Fyctia
Émotivité de l’échec 9
À une demie-heure du moment prévu pour l’atterrissage, le minuteur qu’Angad avait programmé sur sa montre se déclencha, sous forme de sonnerie lumineuse plutôt qu’auditive. C’était qu’il ne voulait pas réveiller Avrora en sursaut.
Elle était toujours dans ses bras. Et venait d’y passer plus de cinq heures d’affilée. Elle s’y était apparemment trouvée si bien qu’elle s’était endormie après les dix premières minutes, et n’avait ensuite rien fait de plus que bouger un peu à tâtons dans son sommeil pour chercher une position allongée plus commode pour ses jambes. Du reste, Angad lui avait à l’évidence été confortable — il avait fait en sorte de ne pas la décevoir.

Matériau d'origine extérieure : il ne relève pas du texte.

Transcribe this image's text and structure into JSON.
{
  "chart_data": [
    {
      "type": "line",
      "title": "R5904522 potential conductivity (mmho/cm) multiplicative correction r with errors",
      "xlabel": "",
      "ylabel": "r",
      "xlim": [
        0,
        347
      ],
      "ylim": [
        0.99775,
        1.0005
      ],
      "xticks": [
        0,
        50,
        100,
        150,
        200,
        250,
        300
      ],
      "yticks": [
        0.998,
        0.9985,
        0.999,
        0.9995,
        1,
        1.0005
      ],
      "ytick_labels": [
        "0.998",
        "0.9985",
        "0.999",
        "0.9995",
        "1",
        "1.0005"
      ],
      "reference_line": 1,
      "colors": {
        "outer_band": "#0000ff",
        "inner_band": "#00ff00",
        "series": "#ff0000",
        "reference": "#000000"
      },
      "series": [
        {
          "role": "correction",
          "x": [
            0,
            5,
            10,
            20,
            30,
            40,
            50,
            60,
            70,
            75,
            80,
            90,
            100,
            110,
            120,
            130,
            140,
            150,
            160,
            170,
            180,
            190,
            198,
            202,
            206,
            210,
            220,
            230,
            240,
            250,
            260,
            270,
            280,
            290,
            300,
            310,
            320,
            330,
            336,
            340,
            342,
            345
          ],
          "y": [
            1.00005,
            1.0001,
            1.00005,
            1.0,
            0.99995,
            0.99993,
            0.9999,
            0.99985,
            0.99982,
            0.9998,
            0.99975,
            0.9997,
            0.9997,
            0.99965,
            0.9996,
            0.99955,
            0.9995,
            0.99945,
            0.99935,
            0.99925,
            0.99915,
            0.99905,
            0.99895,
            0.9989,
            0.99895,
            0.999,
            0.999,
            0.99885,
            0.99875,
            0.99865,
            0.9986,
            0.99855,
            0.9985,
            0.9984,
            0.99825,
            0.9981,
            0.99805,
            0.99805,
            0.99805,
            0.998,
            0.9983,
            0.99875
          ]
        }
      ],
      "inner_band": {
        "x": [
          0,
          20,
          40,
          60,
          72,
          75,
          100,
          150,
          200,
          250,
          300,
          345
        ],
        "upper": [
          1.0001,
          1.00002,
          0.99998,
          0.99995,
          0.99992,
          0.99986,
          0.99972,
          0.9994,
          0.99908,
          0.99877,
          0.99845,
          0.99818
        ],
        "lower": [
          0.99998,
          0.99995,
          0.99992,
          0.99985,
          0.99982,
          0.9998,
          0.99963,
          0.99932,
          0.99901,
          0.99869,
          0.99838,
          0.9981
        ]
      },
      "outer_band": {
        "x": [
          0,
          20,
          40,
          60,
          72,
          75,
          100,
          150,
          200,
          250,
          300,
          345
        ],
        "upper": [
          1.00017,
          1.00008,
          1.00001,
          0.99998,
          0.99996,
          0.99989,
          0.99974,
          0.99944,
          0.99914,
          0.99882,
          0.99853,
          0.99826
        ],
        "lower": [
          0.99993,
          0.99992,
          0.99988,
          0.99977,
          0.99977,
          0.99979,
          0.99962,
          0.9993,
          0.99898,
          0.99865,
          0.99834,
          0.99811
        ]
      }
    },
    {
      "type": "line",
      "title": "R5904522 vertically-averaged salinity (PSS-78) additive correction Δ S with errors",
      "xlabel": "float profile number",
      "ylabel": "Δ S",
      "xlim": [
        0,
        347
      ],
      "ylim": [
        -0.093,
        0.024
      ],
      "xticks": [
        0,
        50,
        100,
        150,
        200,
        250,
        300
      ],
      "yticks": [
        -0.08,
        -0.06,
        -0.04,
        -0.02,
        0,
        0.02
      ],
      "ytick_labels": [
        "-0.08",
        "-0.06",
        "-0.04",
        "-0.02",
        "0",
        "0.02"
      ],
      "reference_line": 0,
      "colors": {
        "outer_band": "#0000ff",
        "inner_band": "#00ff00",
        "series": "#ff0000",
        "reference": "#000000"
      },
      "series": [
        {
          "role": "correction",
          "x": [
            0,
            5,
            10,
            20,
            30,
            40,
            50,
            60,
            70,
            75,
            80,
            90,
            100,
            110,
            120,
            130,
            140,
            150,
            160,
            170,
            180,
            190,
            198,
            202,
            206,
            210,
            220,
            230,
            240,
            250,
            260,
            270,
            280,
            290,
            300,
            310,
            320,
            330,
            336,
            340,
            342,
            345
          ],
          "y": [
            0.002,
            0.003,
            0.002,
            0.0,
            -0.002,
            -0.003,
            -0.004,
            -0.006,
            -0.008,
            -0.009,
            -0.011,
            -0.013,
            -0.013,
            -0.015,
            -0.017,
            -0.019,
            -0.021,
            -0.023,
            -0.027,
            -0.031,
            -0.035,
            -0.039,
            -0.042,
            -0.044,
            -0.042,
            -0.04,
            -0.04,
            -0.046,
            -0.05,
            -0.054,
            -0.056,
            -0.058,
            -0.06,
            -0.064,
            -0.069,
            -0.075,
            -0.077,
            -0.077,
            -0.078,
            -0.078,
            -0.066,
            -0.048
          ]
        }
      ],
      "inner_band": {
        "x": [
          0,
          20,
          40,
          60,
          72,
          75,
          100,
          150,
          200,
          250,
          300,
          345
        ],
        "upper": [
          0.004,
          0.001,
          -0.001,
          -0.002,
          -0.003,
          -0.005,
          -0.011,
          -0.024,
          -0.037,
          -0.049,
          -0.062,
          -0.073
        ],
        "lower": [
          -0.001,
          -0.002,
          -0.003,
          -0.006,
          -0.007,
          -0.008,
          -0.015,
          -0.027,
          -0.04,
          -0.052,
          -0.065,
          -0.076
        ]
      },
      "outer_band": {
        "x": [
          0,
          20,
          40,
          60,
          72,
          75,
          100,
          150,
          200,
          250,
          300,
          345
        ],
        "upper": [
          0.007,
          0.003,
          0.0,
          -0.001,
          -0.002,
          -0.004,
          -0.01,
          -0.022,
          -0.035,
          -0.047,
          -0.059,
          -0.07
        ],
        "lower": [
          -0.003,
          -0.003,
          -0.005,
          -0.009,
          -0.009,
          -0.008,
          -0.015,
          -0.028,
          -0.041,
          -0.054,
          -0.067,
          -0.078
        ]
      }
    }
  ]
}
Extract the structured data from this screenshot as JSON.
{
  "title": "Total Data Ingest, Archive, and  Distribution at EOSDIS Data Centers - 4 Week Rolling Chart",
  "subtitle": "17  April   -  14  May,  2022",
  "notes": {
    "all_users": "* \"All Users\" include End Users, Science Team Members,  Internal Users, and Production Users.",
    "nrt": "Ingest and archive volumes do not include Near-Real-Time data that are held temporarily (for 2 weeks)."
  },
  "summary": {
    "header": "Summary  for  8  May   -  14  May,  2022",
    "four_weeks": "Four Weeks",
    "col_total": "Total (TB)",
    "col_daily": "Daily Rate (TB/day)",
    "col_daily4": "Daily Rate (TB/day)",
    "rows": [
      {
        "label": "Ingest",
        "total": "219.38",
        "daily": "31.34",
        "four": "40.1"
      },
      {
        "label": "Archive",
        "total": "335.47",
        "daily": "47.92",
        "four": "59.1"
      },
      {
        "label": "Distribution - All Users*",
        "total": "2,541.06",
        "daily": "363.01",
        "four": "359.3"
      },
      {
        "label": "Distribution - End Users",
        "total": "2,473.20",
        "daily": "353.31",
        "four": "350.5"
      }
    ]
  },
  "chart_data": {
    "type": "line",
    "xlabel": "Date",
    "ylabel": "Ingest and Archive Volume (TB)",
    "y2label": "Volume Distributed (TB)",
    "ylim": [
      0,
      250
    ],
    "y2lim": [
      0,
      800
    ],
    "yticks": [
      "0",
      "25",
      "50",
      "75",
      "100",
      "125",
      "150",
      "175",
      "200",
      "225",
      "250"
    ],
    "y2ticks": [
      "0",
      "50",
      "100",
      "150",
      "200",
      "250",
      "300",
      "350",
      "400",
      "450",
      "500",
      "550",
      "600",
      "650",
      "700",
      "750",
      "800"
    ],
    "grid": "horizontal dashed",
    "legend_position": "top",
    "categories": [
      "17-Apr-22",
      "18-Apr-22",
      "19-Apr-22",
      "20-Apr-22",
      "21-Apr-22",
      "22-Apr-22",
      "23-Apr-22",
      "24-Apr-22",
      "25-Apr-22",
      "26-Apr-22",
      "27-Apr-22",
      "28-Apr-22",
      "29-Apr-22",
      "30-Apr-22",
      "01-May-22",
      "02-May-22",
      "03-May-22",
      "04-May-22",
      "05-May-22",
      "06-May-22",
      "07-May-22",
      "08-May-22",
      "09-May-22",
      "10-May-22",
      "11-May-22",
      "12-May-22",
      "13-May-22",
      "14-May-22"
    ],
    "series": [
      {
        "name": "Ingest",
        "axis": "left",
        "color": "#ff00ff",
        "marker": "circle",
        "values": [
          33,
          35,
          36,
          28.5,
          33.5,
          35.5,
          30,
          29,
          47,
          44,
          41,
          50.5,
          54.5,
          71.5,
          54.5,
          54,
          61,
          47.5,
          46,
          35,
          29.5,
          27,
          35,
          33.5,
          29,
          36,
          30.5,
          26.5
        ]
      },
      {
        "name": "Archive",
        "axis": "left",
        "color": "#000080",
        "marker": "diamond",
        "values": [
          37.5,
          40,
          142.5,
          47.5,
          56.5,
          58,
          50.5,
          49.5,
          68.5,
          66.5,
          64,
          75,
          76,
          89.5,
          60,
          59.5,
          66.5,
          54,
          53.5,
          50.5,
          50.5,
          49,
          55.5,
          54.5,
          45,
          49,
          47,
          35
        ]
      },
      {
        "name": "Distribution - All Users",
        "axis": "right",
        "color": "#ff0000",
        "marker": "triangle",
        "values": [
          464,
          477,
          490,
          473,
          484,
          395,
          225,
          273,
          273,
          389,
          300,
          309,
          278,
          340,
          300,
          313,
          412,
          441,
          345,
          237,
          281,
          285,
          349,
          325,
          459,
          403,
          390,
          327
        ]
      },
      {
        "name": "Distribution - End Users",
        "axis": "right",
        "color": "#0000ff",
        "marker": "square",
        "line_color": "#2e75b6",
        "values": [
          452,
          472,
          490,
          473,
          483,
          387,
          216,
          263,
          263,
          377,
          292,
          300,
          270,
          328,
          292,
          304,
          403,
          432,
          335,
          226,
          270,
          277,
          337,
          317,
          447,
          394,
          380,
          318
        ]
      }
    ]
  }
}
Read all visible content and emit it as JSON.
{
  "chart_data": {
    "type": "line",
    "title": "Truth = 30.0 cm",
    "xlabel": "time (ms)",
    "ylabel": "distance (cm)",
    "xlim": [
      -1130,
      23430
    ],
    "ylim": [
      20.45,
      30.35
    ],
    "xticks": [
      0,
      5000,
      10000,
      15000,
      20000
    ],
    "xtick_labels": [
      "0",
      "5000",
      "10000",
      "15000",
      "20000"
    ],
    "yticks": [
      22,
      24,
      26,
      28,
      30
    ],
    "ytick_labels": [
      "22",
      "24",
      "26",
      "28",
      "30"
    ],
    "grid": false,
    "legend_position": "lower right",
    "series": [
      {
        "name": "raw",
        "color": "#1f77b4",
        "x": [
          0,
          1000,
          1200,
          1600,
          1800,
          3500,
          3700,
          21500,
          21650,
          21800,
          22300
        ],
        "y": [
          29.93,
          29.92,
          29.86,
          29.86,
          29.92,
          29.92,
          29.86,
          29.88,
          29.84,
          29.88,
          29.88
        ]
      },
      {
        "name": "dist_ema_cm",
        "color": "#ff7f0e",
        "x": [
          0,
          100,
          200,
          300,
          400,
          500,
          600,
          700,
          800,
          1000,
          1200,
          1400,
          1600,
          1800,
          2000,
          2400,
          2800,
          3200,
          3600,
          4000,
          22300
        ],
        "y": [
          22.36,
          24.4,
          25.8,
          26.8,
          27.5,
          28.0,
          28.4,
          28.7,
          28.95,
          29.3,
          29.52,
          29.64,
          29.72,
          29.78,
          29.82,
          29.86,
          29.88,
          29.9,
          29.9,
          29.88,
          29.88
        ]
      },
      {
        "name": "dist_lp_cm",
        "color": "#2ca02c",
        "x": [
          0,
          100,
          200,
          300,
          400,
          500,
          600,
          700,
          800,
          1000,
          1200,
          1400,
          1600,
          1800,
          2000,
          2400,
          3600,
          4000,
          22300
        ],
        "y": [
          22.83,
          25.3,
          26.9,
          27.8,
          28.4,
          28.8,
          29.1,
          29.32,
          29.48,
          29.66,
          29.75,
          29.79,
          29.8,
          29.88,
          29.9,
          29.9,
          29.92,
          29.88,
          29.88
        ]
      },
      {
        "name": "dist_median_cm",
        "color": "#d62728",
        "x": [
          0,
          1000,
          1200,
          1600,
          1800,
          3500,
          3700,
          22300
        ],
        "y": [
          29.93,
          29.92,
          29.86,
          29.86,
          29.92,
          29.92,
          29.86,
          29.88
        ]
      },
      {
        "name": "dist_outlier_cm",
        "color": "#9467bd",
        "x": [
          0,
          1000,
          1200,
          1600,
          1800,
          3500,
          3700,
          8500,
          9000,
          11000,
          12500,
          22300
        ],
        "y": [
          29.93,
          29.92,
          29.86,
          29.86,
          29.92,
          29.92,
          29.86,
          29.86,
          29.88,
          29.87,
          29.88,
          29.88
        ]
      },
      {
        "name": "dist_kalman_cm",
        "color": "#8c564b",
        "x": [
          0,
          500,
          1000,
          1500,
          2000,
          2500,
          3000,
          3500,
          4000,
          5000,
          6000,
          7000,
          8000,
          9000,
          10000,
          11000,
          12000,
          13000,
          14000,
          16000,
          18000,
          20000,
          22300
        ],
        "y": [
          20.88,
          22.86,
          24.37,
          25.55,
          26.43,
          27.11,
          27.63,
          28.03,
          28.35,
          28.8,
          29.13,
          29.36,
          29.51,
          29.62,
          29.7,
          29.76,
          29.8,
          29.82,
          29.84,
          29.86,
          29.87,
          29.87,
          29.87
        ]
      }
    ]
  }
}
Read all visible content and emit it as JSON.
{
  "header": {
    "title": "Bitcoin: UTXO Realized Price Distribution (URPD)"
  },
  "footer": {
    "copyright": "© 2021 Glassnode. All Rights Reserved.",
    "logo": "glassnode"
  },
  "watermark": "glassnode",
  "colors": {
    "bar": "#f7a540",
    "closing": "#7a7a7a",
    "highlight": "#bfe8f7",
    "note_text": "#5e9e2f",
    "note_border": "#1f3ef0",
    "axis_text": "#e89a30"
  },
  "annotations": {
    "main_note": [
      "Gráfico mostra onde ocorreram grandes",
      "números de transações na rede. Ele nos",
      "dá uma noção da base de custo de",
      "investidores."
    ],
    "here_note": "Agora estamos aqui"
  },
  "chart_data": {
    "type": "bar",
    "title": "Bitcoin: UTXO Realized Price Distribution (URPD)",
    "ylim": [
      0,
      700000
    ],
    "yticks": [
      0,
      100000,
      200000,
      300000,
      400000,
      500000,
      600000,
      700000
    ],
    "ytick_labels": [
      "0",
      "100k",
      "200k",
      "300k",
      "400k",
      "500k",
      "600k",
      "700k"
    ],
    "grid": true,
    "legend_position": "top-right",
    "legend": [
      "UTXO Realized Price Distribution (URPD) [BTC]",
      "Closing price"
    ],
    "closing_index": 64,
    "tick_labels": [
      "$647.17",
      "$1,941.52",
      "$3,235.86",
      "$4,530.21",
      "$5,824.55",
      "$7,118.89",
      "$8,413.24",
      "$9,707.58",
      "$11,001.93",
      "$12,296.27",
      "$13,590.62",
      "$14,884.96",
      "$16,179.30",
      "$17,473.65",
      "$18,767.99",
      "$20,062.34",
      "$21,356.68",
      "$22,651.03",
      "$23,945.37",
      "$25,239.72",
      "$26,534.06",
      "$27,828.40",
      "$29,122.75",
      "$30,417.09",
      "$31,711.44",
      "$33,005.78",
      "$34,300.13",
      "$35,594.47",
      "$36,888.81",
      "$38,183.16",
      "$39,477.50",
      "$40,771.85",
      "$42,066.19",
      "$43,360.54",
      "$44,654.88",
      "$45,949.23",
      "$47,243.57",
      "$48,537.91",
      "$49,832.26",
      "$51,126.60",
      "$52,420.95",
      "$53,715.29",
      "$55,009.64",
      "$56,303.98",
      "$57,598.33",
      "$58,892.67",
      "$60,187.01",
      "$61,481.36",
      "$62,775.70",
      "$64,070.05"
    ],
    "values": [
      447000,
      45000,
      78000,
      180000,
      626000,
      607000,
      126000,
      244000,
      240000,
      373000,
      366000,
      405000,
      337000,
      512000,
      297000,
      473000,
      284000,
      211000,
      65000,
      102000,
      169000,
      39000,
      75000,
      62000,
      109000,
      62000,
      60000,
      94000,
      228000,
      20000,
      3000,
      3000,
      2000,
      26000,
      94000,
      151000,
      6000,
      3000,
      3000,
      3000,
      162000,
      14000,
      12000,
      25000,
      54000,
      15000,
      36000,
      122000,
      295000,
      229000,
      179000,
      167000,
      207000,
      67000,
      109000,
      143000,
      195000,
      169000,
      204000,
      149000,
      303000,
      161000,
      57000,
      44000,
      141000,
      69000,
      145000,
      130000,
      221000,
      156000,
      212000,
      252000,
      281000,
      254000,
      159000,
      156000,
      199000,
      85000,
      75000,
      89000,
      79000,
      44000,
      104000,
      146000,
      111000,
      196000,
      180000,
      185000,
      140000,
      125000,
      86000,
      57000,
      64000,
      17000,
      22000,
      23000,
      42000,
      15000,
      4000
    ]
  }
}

Il avait vraiment eu l’impression de tenir une enfant contre lui. Elle avait dormi avec ses poings fermés ramenés près de son visage, la bouche entrouverte, sa respiration se manifestant par des petites bouffées de souffle discrètes et tièdes dans son cou.
Il la réveilla en l’appelant doucement. Avrora émergea de son sommeil, d’abord désorientée, ensuite surprise.
« Oh non, je me suis endormie ?
- Pas de souci. C’est que vous en aviez besoin », dit-il en remettant ses lunettes.
Elle était visiblement stupéfaite qu’il l’ait gardée contre lui tout ce temps sans bouger.
Il s’était simplement déplacé un peu, pour se caler contre le rebord de la banquette, et avait récupéré sa veste, qu’il portait en arrivant, pour lui couvrir les jambes.
« Vous avez dormi, vous aussi ?
- Un peu somnolé », mentit-il.
Elle se releva, et Angad devait avouer qu’il n’était pas mécontent de pouvoir se remettre debout et bouger.
Il s’étira en levant les bras et en les faisant jouer dans diverses positions. Les deux. Il avait tellement intégré l’idée que le droit faisait partie de son corps qu’il l’étirait comme le gauche, par mimétisme.
Il avait mal au dos d’être resté si longtemps dans la même position, mais il aurait bien l’occasion de repositionner sa colonne et de dérouiller ses vertèbres en marchant ce jour-là. Il n’avait pas voulu perturber sa touchante dormeuse accidentelle pour une raison aussi négligeable que son propre confort. C’était bien vrai qu’il avait un cœur d’artichaut.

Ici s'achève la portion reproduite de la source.